Academic Şükrü Tuğrul Özşengül, who was arrested after the controversial coup attempt, also appeared in the court to testify. He said “I don’t think anyone in this room is a terrorist. In a democratic society it’s necessary to put up with harsh criticism even if it is offensive.”

The other defendants in the case are former Zaman daily Editor-in-Chief Ekrem Dumanlı, former Today’s Zaman Editor-in-Chief Bülent Keneş, Samanyolu TV Washington representative Şemsettin Efe, Zaman daily journalist Abdülkerim Balcı, Zaman former deputy editor-in-chief Mehmet Kamış, Zaman executive Faruk Kardıç and Professor Osman Özsoy.

Turkey is the leading jailer of journalists in the world. The Stockholm Center for Freedom (SCF) has documented that 264 journalists are now in jails as of June 16, most in pre-trial detention languishing in notorious Turkish prisons without even a conviction. Of those in Turkish prisons, 240 are arrested pending trial, only 24 journalists remain convicted and serving time in Turkish prisons. An outstanding detention warrants remain for 105 journalists who live in exile or remain at large in Turkey.

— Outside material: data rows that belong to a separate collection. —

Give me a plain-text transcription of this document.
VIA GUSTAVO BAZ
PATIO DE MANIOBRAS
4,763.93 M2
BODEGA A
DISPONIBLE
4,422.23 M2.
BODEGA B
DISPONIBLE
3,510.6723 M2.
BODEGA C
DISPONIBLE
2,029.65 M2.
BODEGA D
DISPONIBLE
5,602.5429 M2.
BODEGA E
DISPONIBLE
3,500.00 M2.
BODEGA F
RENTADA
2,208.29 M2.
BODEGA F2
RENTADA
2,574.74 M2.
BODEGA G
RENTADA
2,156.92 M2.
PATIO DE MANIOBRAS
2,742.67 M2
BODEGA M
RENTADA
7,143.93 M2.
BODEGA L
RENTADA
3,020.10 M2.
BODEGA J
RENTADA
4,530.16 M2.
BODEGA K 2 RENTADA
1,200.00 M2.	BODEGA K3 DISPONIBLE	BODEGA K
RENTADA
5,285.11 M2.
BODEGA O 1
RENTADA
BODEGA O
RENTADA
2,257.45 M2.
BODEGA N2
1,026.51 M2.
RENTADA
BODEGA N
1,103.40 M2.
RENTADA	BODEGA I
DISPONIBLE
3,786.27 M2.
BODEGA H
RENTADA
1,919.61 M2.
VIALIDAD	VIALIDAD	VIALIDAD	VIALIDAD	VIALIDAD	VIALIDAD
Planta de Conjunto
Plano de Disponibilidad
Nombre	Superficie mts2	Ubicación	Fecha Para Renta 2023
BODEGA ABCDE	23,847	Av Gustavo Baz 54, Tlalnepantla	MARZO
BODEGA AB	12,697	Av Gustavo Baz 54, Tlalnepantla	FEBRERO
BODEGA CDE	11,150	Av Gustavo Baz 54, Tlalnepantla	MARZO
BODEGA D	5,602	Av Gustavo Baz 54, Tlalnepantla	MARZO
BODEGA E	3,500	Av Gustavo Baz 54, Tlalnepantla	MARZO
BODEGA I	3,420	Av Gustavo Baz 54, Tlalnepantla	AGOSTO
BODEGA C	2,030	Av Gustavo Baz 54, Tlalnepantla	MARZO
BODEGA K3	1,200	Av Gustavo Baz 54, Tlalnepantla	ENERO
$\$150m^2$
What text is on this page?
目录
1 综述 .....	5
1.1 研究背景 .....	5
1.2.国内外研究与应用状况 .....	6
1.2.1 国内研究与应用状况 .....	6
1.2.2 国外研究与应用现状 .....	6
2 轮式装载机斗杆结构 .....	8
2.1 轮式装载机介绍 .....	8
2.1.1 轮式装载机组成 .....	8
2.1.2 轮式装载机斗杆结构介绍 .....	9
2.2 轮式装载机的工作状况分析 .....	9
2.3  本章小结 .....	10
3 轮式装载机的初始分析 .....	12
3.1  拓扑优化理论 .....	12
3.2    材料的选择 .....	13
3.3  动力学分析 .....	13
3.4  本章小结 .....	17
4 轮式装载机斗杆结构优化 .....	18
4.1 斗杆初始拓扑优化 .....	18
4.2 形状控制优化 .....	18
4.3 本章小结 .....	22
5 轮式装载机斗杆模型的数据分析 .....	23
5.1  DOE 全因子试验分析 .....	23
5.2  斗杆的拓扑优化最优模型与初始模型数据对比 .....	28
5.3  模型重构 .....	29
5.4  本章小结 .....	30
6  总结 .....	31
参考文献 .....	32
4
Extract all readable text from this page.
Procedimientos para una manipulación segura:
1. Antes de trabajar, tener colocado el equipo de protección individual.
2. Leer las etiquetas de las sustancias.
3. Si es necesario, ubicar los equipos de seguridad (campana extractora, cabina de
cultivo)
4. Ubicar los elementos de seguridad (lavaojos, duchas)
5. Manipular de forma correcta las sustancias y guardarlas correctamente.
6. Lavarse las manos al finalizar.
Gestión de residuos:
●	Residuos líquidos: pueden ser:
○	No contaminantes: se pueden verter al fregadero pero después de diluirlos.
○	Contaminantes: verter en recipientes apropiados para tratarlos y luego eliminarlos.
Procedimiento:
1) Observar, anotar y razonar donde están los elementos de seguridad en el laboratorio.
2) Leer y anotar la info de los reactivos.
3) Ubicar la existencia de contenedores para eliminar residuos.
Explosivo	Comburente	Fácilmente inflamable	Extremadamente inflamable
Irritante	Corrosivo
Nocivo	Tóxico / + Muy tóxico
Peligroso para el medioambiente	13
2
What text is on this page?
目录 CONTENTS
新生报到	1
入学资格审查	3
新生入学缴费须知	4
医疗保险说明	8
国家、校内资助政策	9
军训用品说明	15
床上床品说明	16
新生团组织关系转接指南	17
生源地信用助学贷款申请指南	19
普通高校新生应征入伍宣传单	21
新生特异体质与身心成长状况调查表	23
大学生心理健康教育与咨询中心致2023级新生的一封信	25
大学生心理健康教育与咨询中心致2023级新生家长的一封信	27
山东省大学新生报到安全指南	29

Detaining tens of thousands of people over alleged links to the movement, the government also closed down more than 180 media outlets after the controversial coup attempt.

A controversial military coup attempt on July 15 killed over 240 people. Immediately after the putsch, the Justice and Development Party (AKP) government along with Turkey’s autocratic President Recep Tayyip Erdoğan pinned the blame on the Gülen movement.

Fethullah Gülen, who inspired the movement, strongly denied having any role in the failed coup and called for an international investigation into it, but President Erdoğan — calling the coup attempt “a gift from God” — and the government initiated a widespread purge aimed at cleansing sympathizers of the movement from within state institutions, dehumanizing its popular figures and putting them in custody.

At least 161,751 people were detained or investigated and 50,334 people were arrested in Turkey in the framework of the Turkish government’s massive post-coup witch hunt campaign targeting alleged members of the Gülen movement since the controversial coup attempt on July 15, 2016, according to statistics reported by state-run Anadolu news agency by basing on information taken from the officials from Turkey’s Justice Minsitry on June 13.